I più importanti e antichi complessi architettonici buddistici sono il Tempio Pulguk-sa e il vicino Sŏkkuram, a E di Kyŏngju, entrambi risalenti al regno di Kyŏngdŏk (742-764). Il Pulguk-sa («Tempio della Terra Pura»), costruito su due piattaforme, presenta, di fronte alla sala centrale, due pagode litiche dette rispettivamente di Sākyamuni (Sŏkka-t'ap, alt. 7,5 m) e di Prabhūtaratna (Τabot'ap, alt. 10,50 m), secondo uno schema introdotto dalla Cina Tang e riscontrabile anche nel Giappone del periodo di Nara. Il tempio rupestre di Sŏkkuram, sul monte T'oham, è costruito in grandi blocchi di granito scavati nella roccia. Esso consiste in un'anticamera rettangolare a cielo aperto e una sala principale a sezione circolare con il soffitto a volta, comunicanti attraverso un breve vestibolo, secondo gli schemi già realizzati nelle tombe di Koguryŏ, come quella nota di Ssang'yŏng-ch'ong o «tomba dei pilastri gemelli», presso Pyongyang.

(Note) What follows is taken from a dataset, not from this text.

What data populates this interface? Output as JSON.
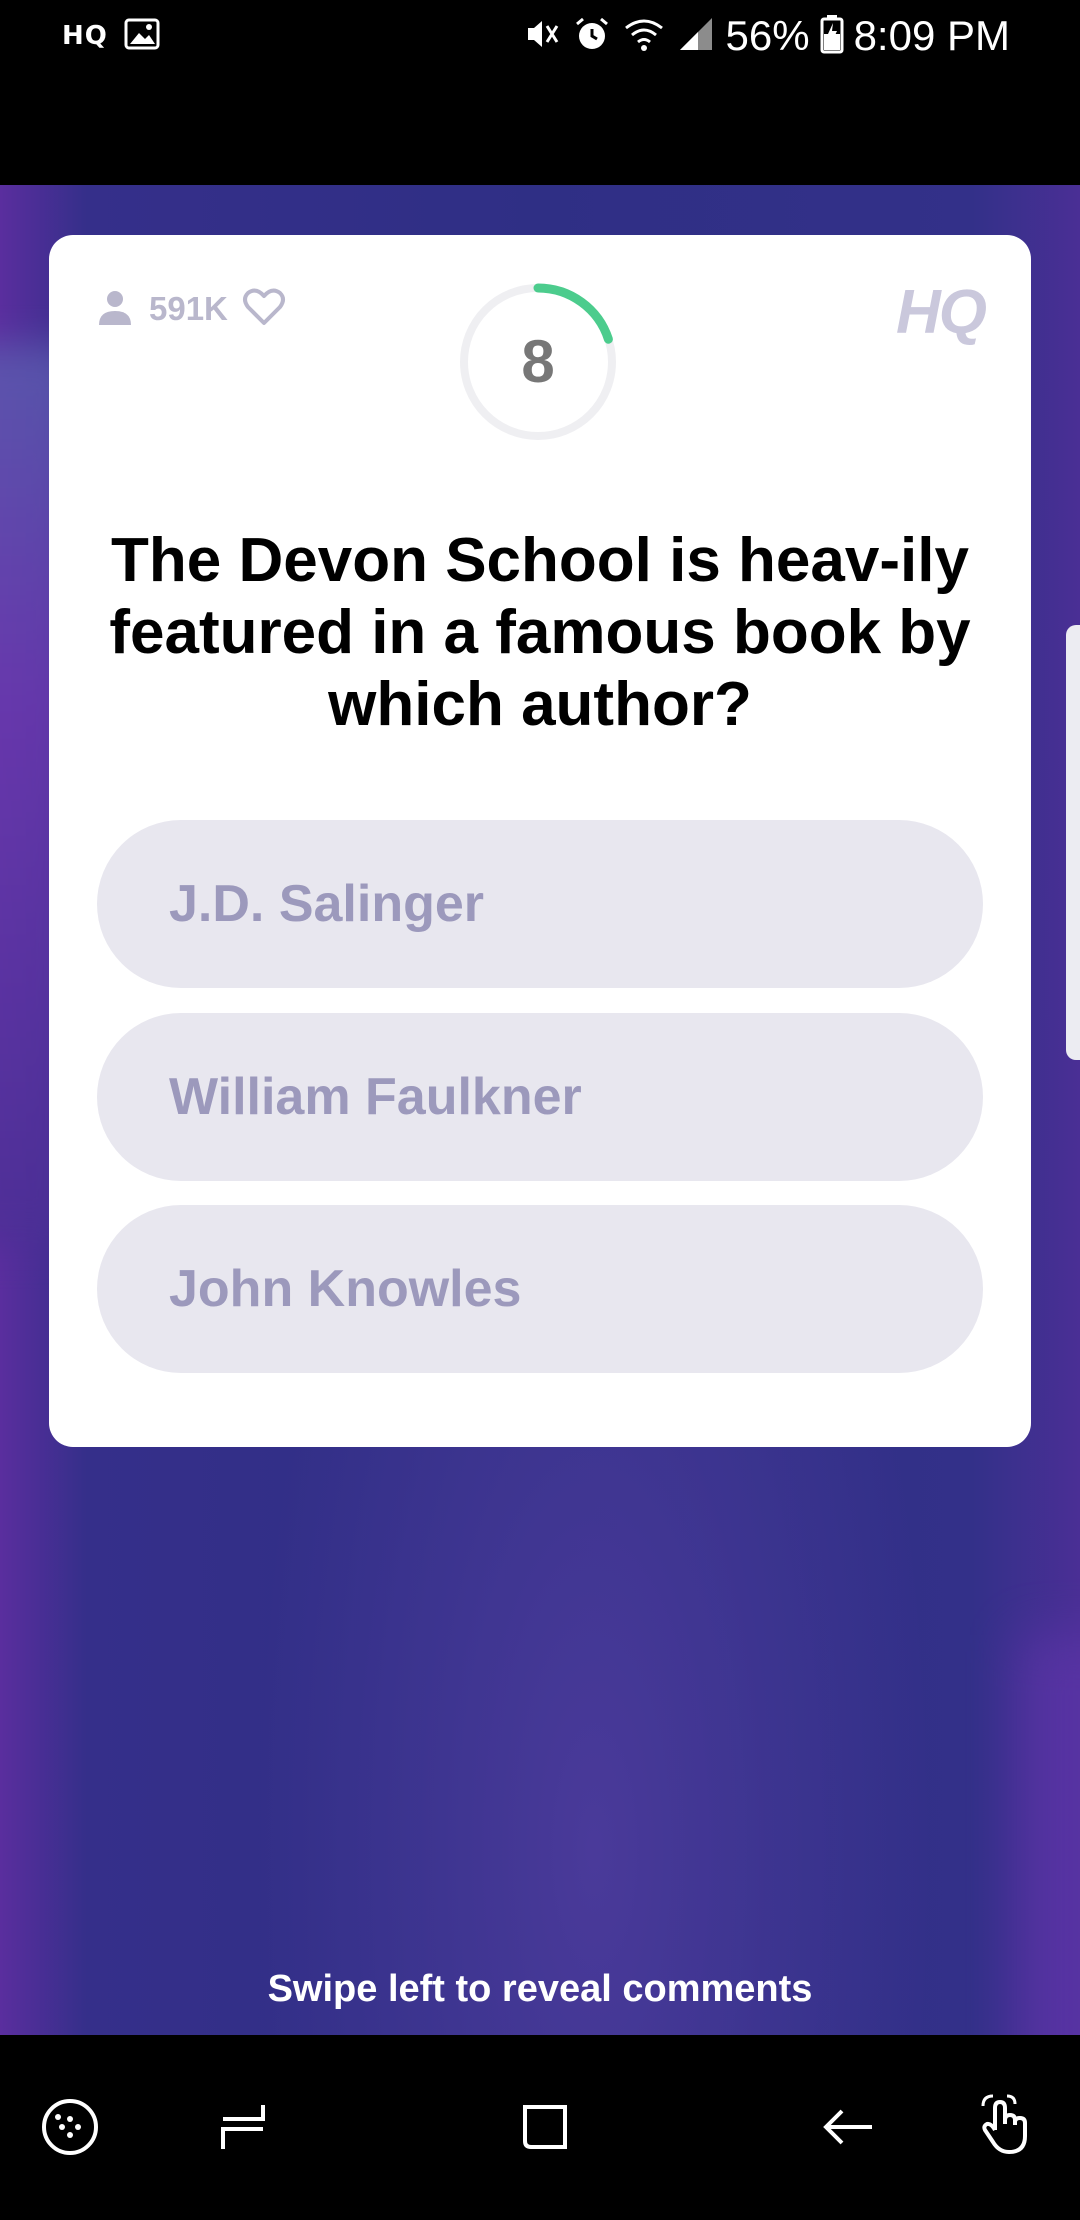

Le maggiori manifestazioni artistiche del periodo Grande Silla sono indubbiamente legate all'iconografia buddhistica, in funzione della quale scultura in pietra e bronzistica raggiungono il massimo sviluppo. In granito, il materiale più largamente disponibile, vengono scolpite imponenti immagini a tutto tondo o in rilievo, come p.es. sulle pendici rocciose del Nam-san, a S di Kyŏngju. A differenza delle sculture rupestri cinesi realizzate entro grotte di notevoli dimensioni, le sculture coreane, a causa della roccia particolarmente resistente, sono inserite in semplici nicchie. Una delle prime opere in pietra, proveniente dalla «valle del Buddha» del Nam-san, è il Buddha assiso in dhyānamudra, eseguito in uno stile non ancora del tutto plasticamente sciolto, che ricorda la scultura cinese nella fase intermedia tra i periodi Sui e Tang, come appare talora a Tuoshan e a Tianlongshan. Volumi ancora rigidi, legati allo stile Sui, rivela la triade di Amitābha del P'algongsan nella provincia di Kunwi, a c.a 60 km da Kyŏngju. I due Bodhisattva Avakokitešvara e Mahāsthāmaprāpta sono di dimensioni molto minori rispetto alla figura centrale di Amitābha e richiamano, nonostante ancora una certa rigidità, la scioltezza della scultura cinese Tang.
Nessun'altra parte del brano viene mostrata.